Jimmie Dale Gilmore returns to action 
By Jeffrey B. Remz, March 2000
At least not by those waiting for a new album since his decidedly different 1996 outing, "Braver Newer World," more of a high tech Gilmore effort, or hoping for more action from a quarter-century old band, The Flatlanders, that was as the title of their one and only album goes "more legend than a band."
One record deal label, numerous negotiations and a hand at co-producing later, Gilmore released his sixth album, "One Endless Night" thorough his own label and Rounder.
"Someone said the other day...between my first two albums was what? Like 15 years," he says laughing. "Or more."
Heck. That's slower than his friend Lucinda Williams.
"It's usually only a couple of years, not three or four years."
Unlike his last set of songs, the new disc hones in on his country roots.
And that was no accident for the Austin-area artist with an unforgettable, somewhat fragile sounding voice.
Gilmore, 54, says part of the reason for the change in sound on "One Endless Night" was his buds at the time.
"I feel I learned and was affected by it just because of the company I was keeping - these great LA session guys," he says in an interview from his home. "It was really fun to play with them because they had a different mindset."
"My approach to all of it is to have some songs that I genuinely love and some real good musicians and hopefully someone really good at stirring it all together and seeing what comes out."
"I've always gone into all recording projects with a real openness to something coming out of it," he says.
"One of my intentions on 'Braver' was I wanted to deliberately explore. There's always been a whole genuine part of my influences and tastes that you couldn't call country. On that one, I went on purpose to go as far afield as I wanted to."
"Even the decision to have T-Bone (Burnett) produce it was part of the approach," says Gilmore.
"From the beginning, I've always been kind of experimental anyway. In that sense, it wasn't a departure," he says. "I've never been concerned with what was current. I've always been more concerned with just the songs."

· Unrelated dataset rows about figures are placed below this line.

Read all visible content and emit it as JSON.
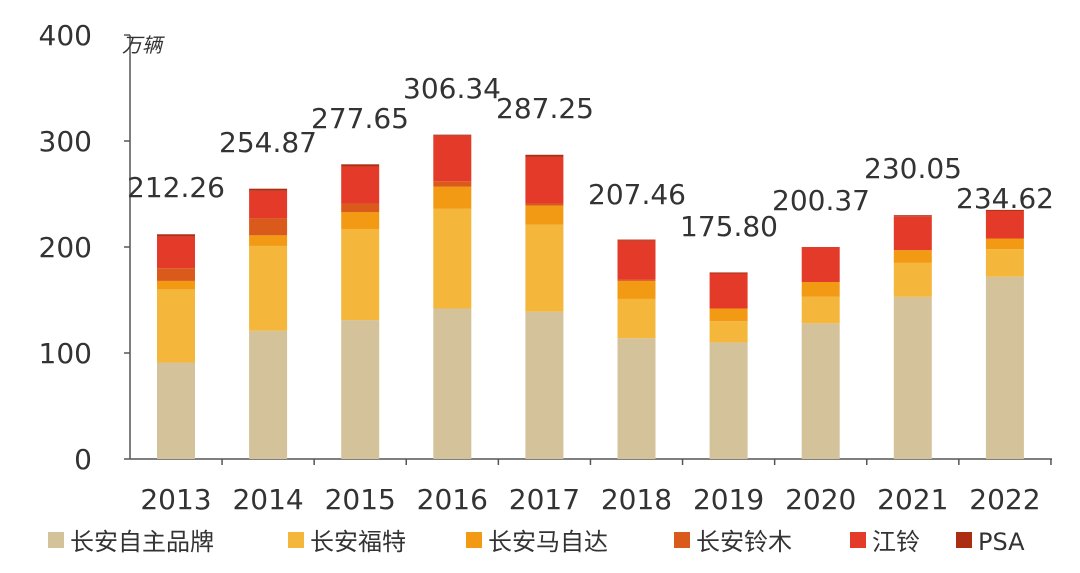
{
  "chart_data": {
    "type": "bar",
    "stacked": true,
    "title": "",
    "xlabel": "",
    "ylabel": "万辆",
    "ylim": [
      0,
      400
    ],
    "yticks": [
      0,
      100,
      200,
      300,
      400
    ],
    "grid": false,
    "legend_position": "bottom",
    "categories": [
      "2013",
      "2014",
      "2015",
      "2016",
      "2017",
      "2018",
      "2019",
      "2020",
      "2021",
      "2022"
    ],
    "totals": [
      "212.26",
      "254.87",
      "277.65",
      "306.34",
      "287.25",
      "207.46",
      "175.80",
      "200.37",
      "230.05",
      "234.62"
    ],
    "series": [
      {
        "name": "长安自主品牌",
        "color": "#d4c29a",
        "values": [
          91,
          121,
          131,
          142,
          139,
          114,
          110,
          128,
          153,
          172
        ]
      },
      {
        "name": "长安福特",
        "color": "#f4b73c",
        "values": [
          69,
          80,
          86,
          94,
          82,
          37,
          20,
          25,
          32,
          26
        ]
      },
      {
        "name": "长安马自达",
        "color": "#f39a14",
        "values": [
          8,
          10,
          16,
          21,
          18,
          17,
          12,
          14,
          12,
          10
        ]
      },
      {
        "name": "长安铃木",
        "color": "#d95a1a",
        "values": [
          12,
          16,
          8,
          5,
          2,
          1,
          0,
          0,
          0,
          0
        ]
      },
      {
        "name": "江铃",
        "color": "#e43a2a",
        "values": [
          30,
          26,
          35,
          43,
          44,
          37,
          33,
          33,
          32,
          26
        ]
      },
      {
        "name": "PSA",
        "color": "#ab2e12",
        "values": [
          2,
          2,
          2,
          1,
          2,
          1,
          1,
          0,
          1,
          1
        ]
      }
    ]
  }
}
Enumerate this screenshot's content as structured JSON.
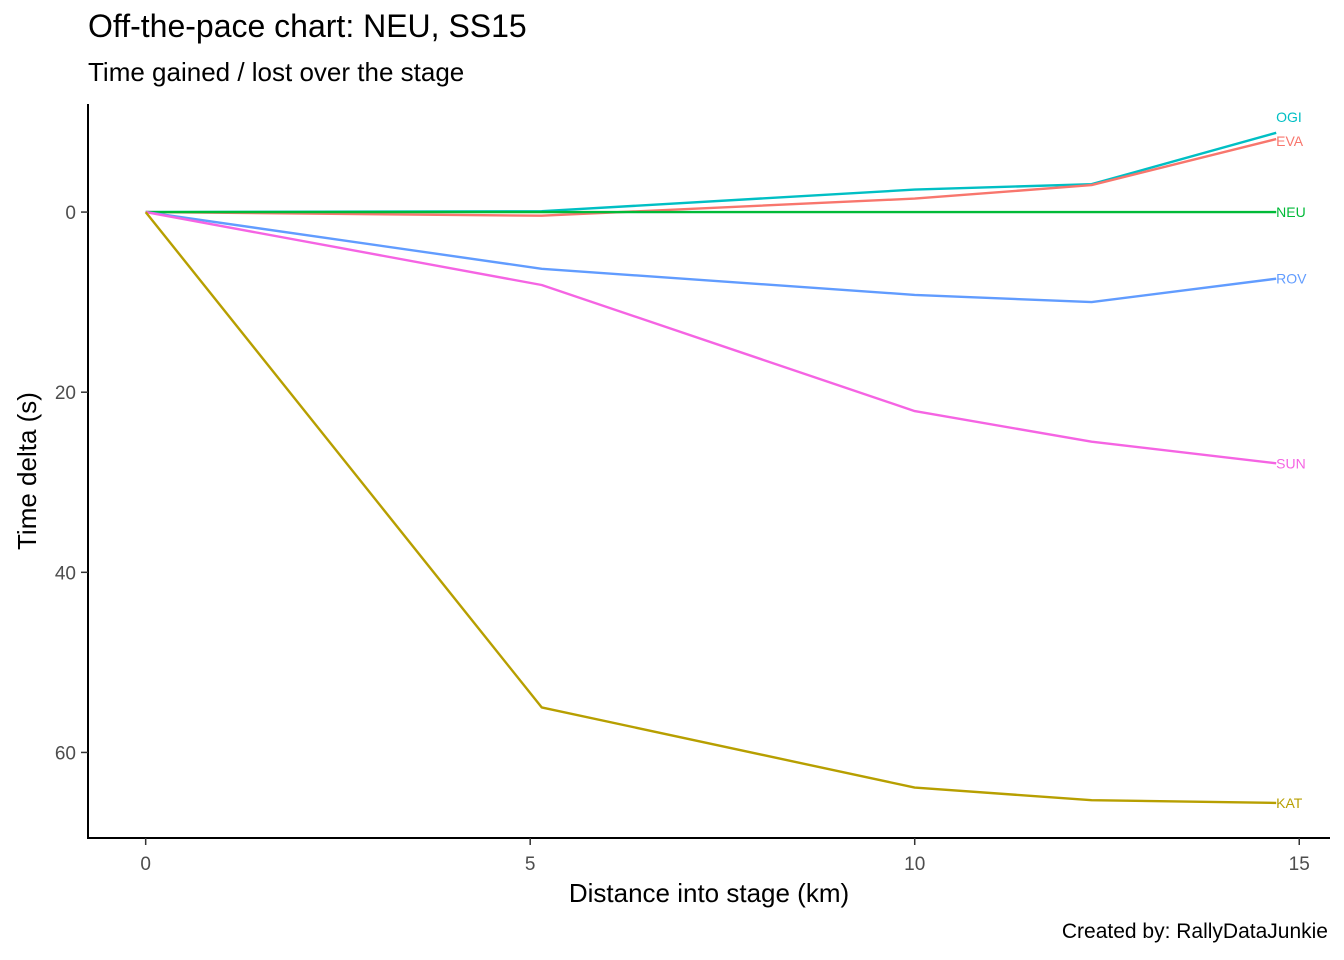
{
  "title": "Off-the-pace chart: NEU, SS15",
  "subtitle": "Time gained / lost over the stage",
  "caption": "Created by: RallyDataJunkie",
  "chart_data": {
    "type": "line",
    "xlabel": "Distance into stage (km)",
    "ylabel": "Time delta (s)",
    "xlim": [
      -0.75,
      15.4
    ],
    "ylim": [
      -12,
      69.5
    ],
    "y_reversed": true,
    "xticks": [
      0,
      5,
      10,
      15
    ],
    "yticks": [
      0,
      20,
      40,
      60
    ],
    "grid": false,
    "legend": "direct labels at line ends",
    "series": [
      {
        "name": "OGI",
        "color": "#00BFC4",
        "x": [
          0,
          5.15,
          10,
          12.3,
          14.7
        ],
        "y": [
          0,
          -0.1,
          -2.5,
          -3.1,
          -8.8
        ]
      },
      {
        "name": "EVA",
        "color": "#F8766D",
        "x": [
          0,
          5.15,
          10,
          12.3,
          14.7
        ],
        "y": [
          0,
          0.4,
          -1.5,
          -3.0,
          -8.1
        ]
      },
      {
        "name": "NEU",
        "color": "#00BA38",
        "x": [
          0,
          5.15,
          10,
          12.3,
          14.7
        ],
        "y": [
          0,
          0,
          0,
          0,
          0
        ]
      },
      {
        "name": "ROV",
        "color": "#619CFF",
        "x": [
          0,
          5.15,
          10,
          12.3,
          14.7
        ],
        "y": [
          0,
          6.3,
          9.2,
          10.0,
          7.4
        ]
      },
      {
        "name": "SUN",
        "color": "#F564E3",
        "x": [
          0,
          5.15,
          10,
          12.3,
          14.7
        ],
        "y": [
          0,
          8.1,
          22.1,
          25.5,
          27.9
        ]
      },
      {
        "name": "KAT",
        "color": "#B79F00",
        "x": [
          0,
          5.15,
          10,
          12.3,
          14.7
        ],
        "y": [
          0,
          55.0,
          63.9,
          65.3,
          65.6
        ]
      }
    ]
  }
}
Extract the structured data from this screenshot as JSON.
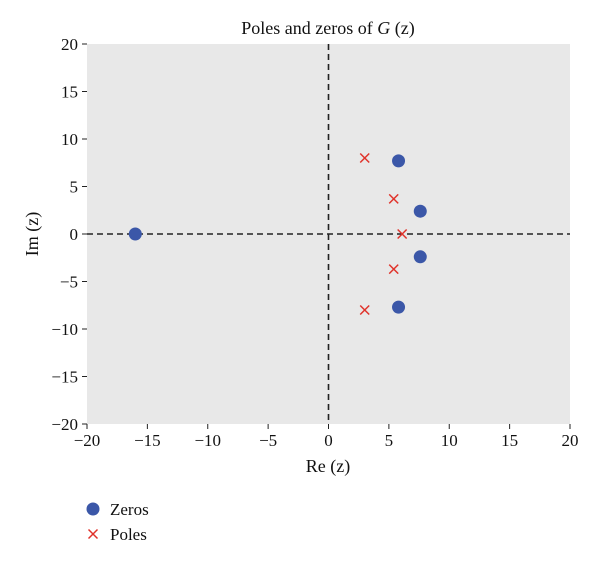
{
  "chart_data": {
    "type": "scatter",
    "title_main": "Poles and zeros of ",
    "title_var": "G",
    "title_rest": " (z)",
    "xlabel": "Re (z)",
    "ylabel": "Im (z)",
    "xlim": [
      -20,
      20
    ],
    "ylim": [
      -20,
      20
    ],
    "xticks": [
      -20,
      -15,
      -10,
      -5,
      0,
      5,
      10,
      15,
      20
    ],
    "yticks": [
      -20,
      -15,
      -10,
      -5,
      0,
      5,
      10,
      15,
      20
    ],
    "grid": false,
    "plot_background": "#e8e8e8",
    "reference_lines": "dashed lines at x = 0 and y = 0",
    "legend_position": "bottom-left, below plot",
    "series": [
      {
        "name": "Zeros",
        "marker": "filled-circle",
        "color": "#3b57a8",
        "points": [
          {
            "x": -16,
            "y": 0
          },
          {
            "x": 5.8,
            "y": 7.7
          },
          {
            "x": 7.6,
            "y": 2.4
          },
          {
            "x": 7.6,
            "y": -2.4
          },
          {
            "x": 5.8,
            "y": -7.7
          }
        ]
      },
      {
        "name": "Poles",
        "marker": "x-cross",
        "color": "#e0332b",
        "points": [
          {
            "x": 3.0,
            "y": 8.0
          },
          {
            "x": 5.4,
            "y": 3.7
          },
          {
            "x": 6.1,
            "y": 0
          },
          {
            "x": 5.4,
            "y": -3.7
          },
          {
            "x": 3.0,
            "y": -8.0
          }
        ]
      }
    ]
  }
}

"I like that record a lot, but once again I know for sure it went more to the textures and the sound than the songs," Gilmore says. "My real whole basis is the song itself - not necessarily the story, the meanings and feelings."
The 13 songs find Gilmore covering tunes by fellow Texans Butch Hancock, the late Townes Van Zandt, Willis Alan Ramsey and the late Walter Hyatt. He even does a slowed down, ultra spare version of "Mack the Knife" and the Jerry Garcia-Robert Hunter song "Ripple."
Gilmore, who co-produced with Buddy Miller, did contribute several songs, including the title track and the rave-up closer "DFW," a hidden track.
"Nearly all of them are songs I've sung for many years, songs in my repertoire that I always wanted to record. It's almost impossible to pin down - there wasn't a specific idea behind why did you do this. It was just all intuitive."
"The way I look at it is one of the things I like to do is if I'm really affected by a song, I like to turn other people onto it. It's something I've liked since I'm really young. "
"People wanted to know why I didn't do all my own songs. The reason is I have my own self image. I think of myself more as an singer, an interpreter of song. Even of my own. It's a subtle difference in approach. I never had this attitude - 'I'm going to be a writer.' I've written songs, and I've written some good songs."
Perhaps the most unusual choices are the inclusion of the Grateful Dead song, "Ripple" and "Mack the Knife."
"I've done that song since the early '80's," says Gilmore of "Ripple" from the Dead's "American Beauty album. "That has been one of my favorite songs for a really long time. That's a really magical song. That's a song where some of my worlds came together. It's sweet and traditional country."
As for "Mack," which Gilmore sings slowly and sparely, the song is Bobby Darin.
"I was a fan of Bobby Darin's," says Gilmore. "I loved Darin's version, but it was Dave's (Van Ronk) version that made me hear the song as a lyrical story thing. I didn't know anything about it from the 'Three Penny Opera.' Dave Van Ronk talked about it in his liner notes."
"The vocal style is the way I've done it for all this time. It was sort of the way my vocals struck Buddy - that strange, dreamy underwater kind of sound. My approach to it - I didn't copy Dave Van Ronk, but I was inspired by it. If you ever hear his version, you'll definitely be able to tell."
Miller says from his Nashville home he didn't want to put his own stamp on the disc.
"I've never really been into that," says Miller, a recording artist in his own right. "I like to help to people be what they are on tape. I didn't want to make a Buddy Miller record with somebody else's voice on tape."